Saraswati is for me the most fascinating of the Hindu goddesses.

She is known as the goddess of knowledge, but she is also goddess of music, art, speech, wisdom and learning. This is all embodied by the powerful symbolism of her figurative representation.

Saraswati represents action and reality. Her four arms symbolize the mind, the intellect, the creativity and the ego. In turn, the four items they hold have figurative meaning.
The book symbolizes the universal, divine and true knowledge as well as all forms of learning. The mālā (similar to a rosary) stands for the power of meditation, inner reflection and spirituality, while the water pot for the purifying power to separate right from wrong and the essence from the inessential: that is the power that leads to knowledge and sets free.
Last but not least, it’s the most known symbol associated to Saraswati: the musical instrument called veena, which of course represents all creative arts and sciences. 

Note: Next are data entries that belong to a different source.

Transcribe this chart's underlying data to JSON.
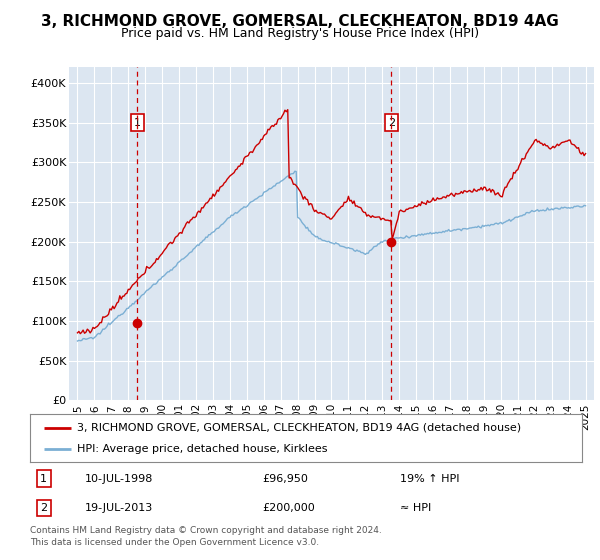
{
  "title": "3, RICHMOND GROVE, GOMERSAL, CLECKHEATON, BD19 4AG",
  "subtitle": "Price paid vs. HM Land Registry's House Price Index (HPI)",
  "legend_line1": "3, RICHMOND GROVE, GOMERSAL, CLECKHEATON, BD19 4AG (detached house)",
  "legend_line2": "HPI: Average price, detached house, Kirklees",
  "annotation1_date": "10-JUL-1998",
  "annotation1_price": "£96,950",
  "annotation1_hpi": "19% ↑ HPI",
  "annotation2_date": "19-JUL-2013",
  "annotation2_price": "£200,000",
  "annotation2_hpi": "≈ HPI",
  "footer": "Contains HM Land Registry data © Crown copyright and database right 2024.\nThis data is licensed under the Open Government Licence v3.0.",
  "ylim": [
    0,
    420000
  ],
  "yticks": [
    0,
    50000,
    100000,
    150000,
    200000,
    250000,
    300000,
    350000,
    400000
  ],
  "ytick_labels": [
    "£0",
    "£50K",
    "£100K",
    "£150K",
    "£200K",
    "£250K",
    "£300K",
    "£350K",
    "£400K"
  ],
  "xmin": 1995,
  "xmax": 2025,
  "marker1_x": 1998.54,
  "marker1_y": 96950,
  "marker2_x": 2013.54,
  "marker2_y": 200000,
  "bg_color": "#dce6f1",
  "red_color": "#cc0000",
  "blue_color": "#7bafd4",
  "title_fontsize": 11,
  "subtitle_fontsize": 9
}
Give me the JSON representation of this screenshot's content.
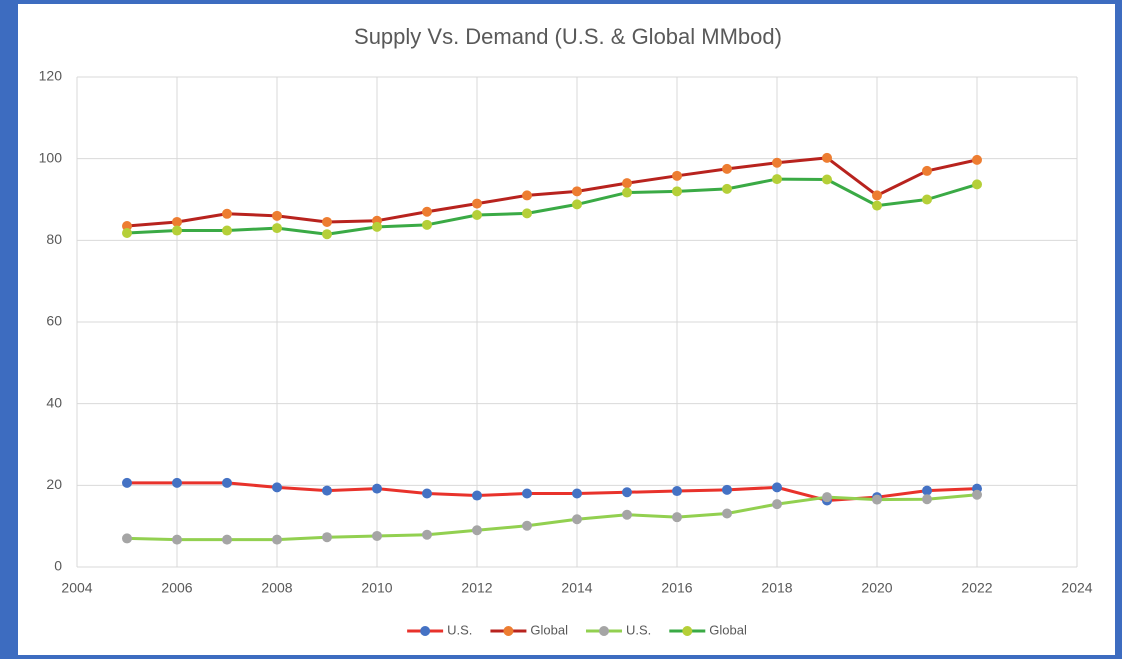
{
  "chart_data": {
    "type": "line",
    "title": "Supply Vs. Demand (U.S. & Global MMbod)",
    "x": [
      2005,
      2006,
      2007,
      2008,
      2009,
      2010,
      2011,
      2012,
      2013,
      2014,
      2015,
      2016,
      2017,
      2018,
      2019,
      2020,
      2021,
      2022
    ],
    "series": [
      {
        "name": "U.S.",
        "color": "#e8322b",
        "marker_color": "#4472c4",
        "values": [
          20.6,
          20.6,
          20.6,
          19.5,
          18.7,
          19.2,
          18.0,
          17.5,
          18.0,
          18.0,
          18.3,
          18.6,
          18.9,
          19.5,
          16.3,
          17.1,
          18.7,
          19.2
        ]
      },
      {
        "name": "Global",
        "color": "#b8231e",
        "marker_color": "#ed7d31",
        "values": [
          83.5,
          84.5,
          86.5,
          86.0,
          84.5,
          84.8,
          87.0,
          89.0,
          91.0,
          92.0,
          94.0,
          95.8,
          97.5,
          99.0,
          100.2,
          91.0,
          97.0,
          99.7
        ]
      },
      {
        "name": "U.S.",
        "color": "#92d050",
        "marker_color": "#a5a5a5",
        "values": [
          7.0,
          6.7,
          6.7,
          6.7,
          7.3,
          7.6,
          7.9,
          9.0,
          10.1,
          11.7,
          12.8,
          12.2,
          13.1,
          15.4,
          17.1,
          16.5,
          16.6,
          17.7
        ]
      },
      {
        "name": "Global",
        "color": "#3aaa45",
        "marker_color": "#b5cf38",
        "values": [
          81.8,
          82.4,
          82.4,
          83.0,
          81.5,
          83.3,
          83.8,
          86.2,
          86.6,
          88.8,
          91.7,
          92.0,
          92.6,
          95.0,
          94.9,
          88.5,
          90.0,
          93.7
        ]
      }
    ],
    "xlim": [
      2004,
      2024
    ],
    "xticks": [
      2004,
      2006,
      2008,
      2010,
      2012,
      2014,
      2016,
      2018,
      2020,
      2022,
      2024
    ],
    "ylim": [
      0,
      120
    ],
    "yticks": [
      0,
      20,
      40,
      60,
      80,
      100,
      120
    ],
    "grid": true,
    "legend": "bottom"
  }
}
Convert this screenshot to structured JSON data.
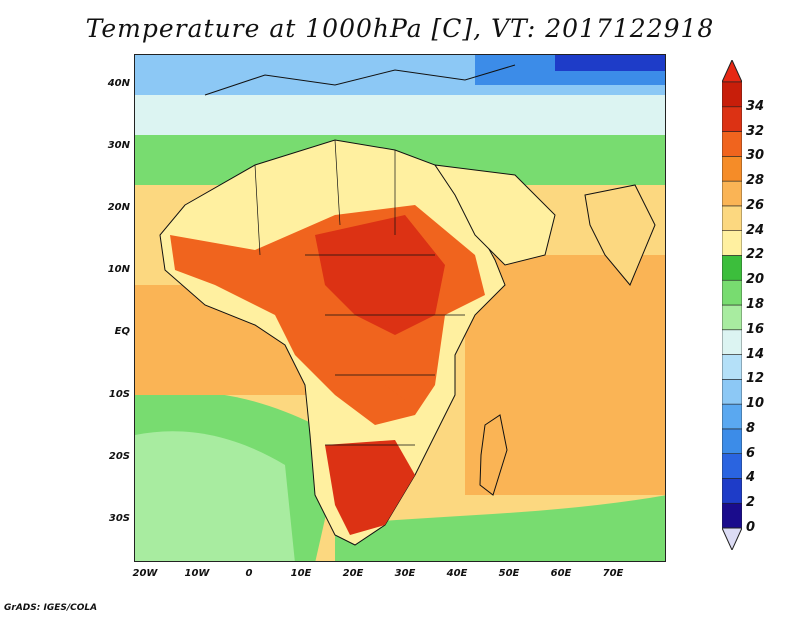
{
  "title": "Temperature at 1000hPa [C], VT: 2017122918",
  "credit": "GrADS: IGES/COLA",
  "map": {
    "lat_range": [
      -37,
      45
    ],
    "lon_range": [
      -22,
      80
    ],
    "lat_ticks": [
      {
        "value": 40,
        "label": "40N"
      },
      {
        "value": 30,
        "label": "30N"
      },
      {
        "value": 20,
        "label": "20N"
      },
      {
        "value": 10,
        "label": "10N"
      },
      {
        "value": 0,
        "label": "EQ"
      },
      {
        "value": -10,
        "label": "10S"
      },
      {
        "value": -20,
        "label": "20S"
      },
      {
        "value": -30,
        "label": "30S"
      }
    ],
    "lon_ticks": [
      {
        "value": -20,
        "label": "20W"
      },
      {
        "value": -10,
        "label": "10W"
      },
      {
        "value": 0,
        "label": "0"
      },
      {
        "value": 10,
        "label": "10E"
      },
      {
        "value": 20,
        "label": "20E"
      },
      {
        "value": 30,
        "label": "30E"
      },
      {
        "value": 40,
        "label": "40E"
      },
      {
        "value": 50,
        "label": "50E"
      },
      {
        "value": 60,
        "label": "60E"
      },
      {
        "value": 70,
        "label": "70E"
      }
    ]
  },
  "colorbar": {
    "levels": [
      "0",
      "2",
      "4",
      "6",
      "8",
      "10",
      "12",
      "14",
      "16",
      "18",
      "20",
      "22",
      "24",
      "26",
      "28",
      "30",
      "32",
      "34"
    ],
    "colors": [
      "#1a0c8c",
      "#1e3cc8",
      "#2a64e0",
      "#3c8ce8",
      "#5aa8f0",
      "#8cc8f5",
      "#b4e0f8",
      "#dcf4f2",
      "#a8eca0",
      "#78dc70",
      "#3cbe3c",
      "#fff0a0",
      "#fcd880",
      "#fab455",
      "#f58c28",
      "#f0641e",
      "#dc3214",
      "#c81e0a"
    ],
    "under_color": "#dcdcf5",
    "over_color": "#e62814"
  }
}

 Another powerful meaning behind the gesture of her holding this instrument is that expressing knowledge creates harmony. With this symbol and Saraswati in general, it’s also associated the love for and the rhythm of music: the expression of all feelings and emotions through speech or music.
In the Nepali tradition, she actually holds only three of them in her hands: the veena, the book and the male. She seats on a white lotus, symbolic for the purity and the power of knowledge, and her vehicle is a white Swan, as the ability to distinguish the good from the bad.

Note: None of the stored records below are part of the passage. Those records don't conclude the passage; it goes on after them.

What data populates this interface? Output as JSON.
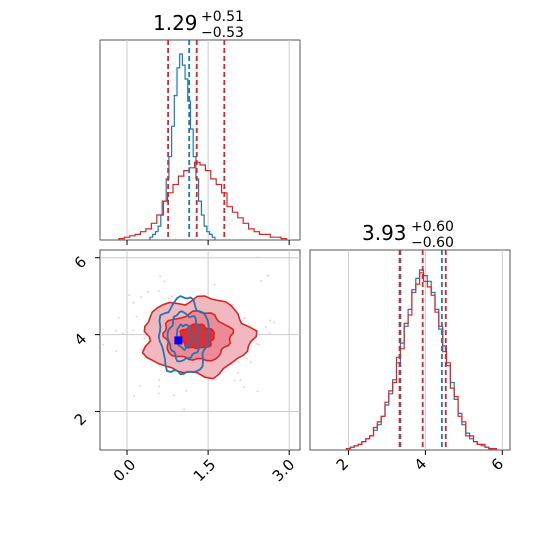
{
  "colors": {
    "dist_a": "#1f77b4",
    "dist_b": "#d62728",
    "marker": "#0000ff",
    "grid": "#cccccc",
    "axes": "#555555"
  },
  "chart_data": [
    {
      "type": "histogram",
      "panel": "marginal-x",
      "title": "1.29",
      "title_plus": "+0.51",
      "title_minus": "−0.53",
      "xlim": [
        -0.5,
        3.2
      ],
      "grid": true,
      "series": [
        {
          "color": "#1f77b4",
          "bin_width": 0.05,
          "x": [
            0.45,
            0.5,
            0.55,
            0.6,
            0.65,
            0.7,
            0.75,
            0.8,
            0.85,
            0.9,
            0.95,
            1.0,
            1.05,
            1.1,
            1.15,
            1.2,
            1.25,
            1.3,
            1.35,
            1.4,
            1.45,
            1.5,
            1.55,
            1.6
          ],
          "counts": [
            1,
            2,
            3,
            5,
            9,
            14,
            22,
            30,
            41,
            52,
            62,
            67,
            63,
            58,
            50,
            40,
            30,
            22,
            14,
            9,
            5,
            3,
            2,
            1
          ],
          "quantiles": [
            1.15
          ]
        },
        {
          "color": "#d62728",
          "bin_width": 0.1,
          "x": [
            -0.1,
            0.0,
            0.1,
            0.2,
            0.3,
            0.4,
            0.5,
            0.6,
            0.7,
            0.8,
            0.9,
            1.0,
            1.1,
            1.2,
            1.3,
            1.4,
            1.5,
            1.6,
            1.7,
            1.8,
            1.9,
            2.0,
            2.1,
            2.2,
            2.3,
            2.4,
            2.5,
            2.6,
            2.7,
            2.8,
            2.9
          ],
          "counts": [
            0.5,
            1,
            1.5,
            2,
            3,
            4,
            6,
            9,
            14,
            17,
            20,
            23,
            25,
            26,
            28,
            27,
            25,
            22,
            20,
            17,
            12,
            10,
            8,
            6,
            4,
            3,
            2,
            2,
            1,
            1,
            0.5
          ],
          "quantiles": [
            0.76,
            1.29,
            1.8
          ]
        }
      ]
    },
    {
      "type": "contour",
      "panel": "joint",
      "xlim": [
        -0.5,
        3.2
      ],
      "ylim": [
        1.0,
        6.2
      ],
      "xticks": [
        "0.0",
        "1.5",
        "3.0"
      ],
      "yticks": [
        "2",
        "4",
        "6"
      ],
      "xtick_values": [
        0.0,
        1.5,
        3.0
      ],
      "ytick_values": [
        2,
        4,
        6
      ],
      "grid": true,
      "marker": {
        "x": 0.95,
        "y": 3.85
      },
      "series": [
        {
          "color": "#d62728",
          "center": [
            1.3,
            3.95
          ],
          "sigma": [
            0.62,
            0.62
          ],
          "levels": [
            0.5,
            1.0,
            1.6
          ],
          "filled": true
        },
        {
          "color": "#1f77b4",
          "center": [
            1.05,
            3.95
          ],
          "sigma": [
            0.28,
            0.62
          ],
          "levels": [
            0.5,
            1.0,
            1.6
          ],
          "filled": false
        }
      ]
    },
    {
      "type": "histogram",
      "panel": "marginal-y",
      "title": "3.93",
      "title_plus": "+0.60",
      "title_minus": "−0.60",
      "xlim": [
        1.0,
        6.2
      ],
      "xticks": [
        "2",
        "4",
        "6"
      ],
      "xtick_values": [
        2,
        4,
        6
      ],
      "grid": true,
      "series": [
        {
          "color": "#1f77b4",
          "bin_width": 0.1,
          "x": [
            2.0,
            2.1,
            2.2,
            2.3,
            2.4,
            2.5,
            2.6,
            2.7,
            2.8,
            2.9,
            3.0,
            3.1,
            3.2,
            3.3,
            3.4,
            3.5,
            3.6,
            3.7,
            3.8,
            3.9,
            4.0,
            4.1,
            4.2,
            4.3,
            4.4,
            4.5,
            4.6,
            4.7,
            4.8,
            4.9,
            5.0,
            5.1,
            5.2,
            5.3,
            5.4,
            5.5,
            5.6,
            5.7,
            5.8
          ],
          "counts": [
            0.5,
            1,
            1.5,
            2,
            3,
            4,
            5,
            7,
            9,
            12,
            16,
            20,
            25,
            31,
            38,
            44,
            50,
            56,
            61,
            64,
            62,
            60,
            56,
            50,
            43,
            37,
            30,
            24,
            18,
            13,
            9,
            6,
            4,
            3,
            2,
            1.5,
            1,
            0.5,
            0.5
          ],
          "quantiles": [
            3.35,
            4.43
          ]
        },
        {
          "color": "#d62728",
          "bin_width": 0.1,
          "x": [
            2.0,
            2.1,
            2.2,
            2.3,
            2.4,
            2.5,
            2.6,
            2.7,
            2.8,
            2.9,
            3.0,
            3.1,
            3.2,
            3.3,
            3.4,
            3.5,
            3.6,
            3.7,
            3.8,
            3.9,
            4.0,
            4.1,
            4.2,
            4.3,
            4.4,
            4.5,
            4.6,
            4.7,
            4.8,
            4.9,
            5.0,
            5.1,
            5.2,
            5.3,
            5.4,
            5.5,
            5.6,
            5.7,
            5.8
          ],
          "counts": [
            0.5,
            1,
            1.5,
            2,
            3,
            4,
            5,
            8,
            10,
            12,
            17,
            21,
            24,
            33,
            36,
            45,
            48,
            57,
            59,
            63,
            60,
            58,
            55,
            49,
            44,
            35,
            31,
            22,
            19,
            12,
            10,
            5,
            5,
            3,
            2,
            2,
            1,
            0.5,
            0.5
          ],
          "quantiles": [
            3.33,
            3.93,
            4.53
          ]
        }
      ]
    }
  ]
}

On Saraswati Puja kids are taken to temples to learn to write and to read for the first time  as this day is considered the best moment to start learning something new. On this day students worship books, pens and notepads as tools to learn, while musicians worship their instruments.

They all worship the goddess for her blessing as source of knowledge, art and education.

For Our Sansar education is really important. The boys go to a very good school where they are studying in English all different subjects. Our boys are very dedicated and they study hard every day. When they finish school they come home, have something to eat, a bit of play and then homework. Subash is in his last teens and he’s the oldest. Every evening, he helps the other boys with their study like a good older brother would do.

Every morning he wakes up very early to study before going to school and then he leaves at 6 am to go to Birgunj to follow his classes. His grade is not in Parwanipur and so he cycles to the next big city, only a few kilometres away. Despite he hasn’t been able to physically go to school due to the pandemic, he has been studying hard and he has just passed 11th grade with the highest mark. We are so proud of him!

When I was there, he was telling me how grateful he was very grateful for the opportunity to carry on with his studies thanks to Our Sansar. He really believes that going to school is a privilege that must be honoured: that is why he looks after the other boys when they do their homework, so that they can appreciate too.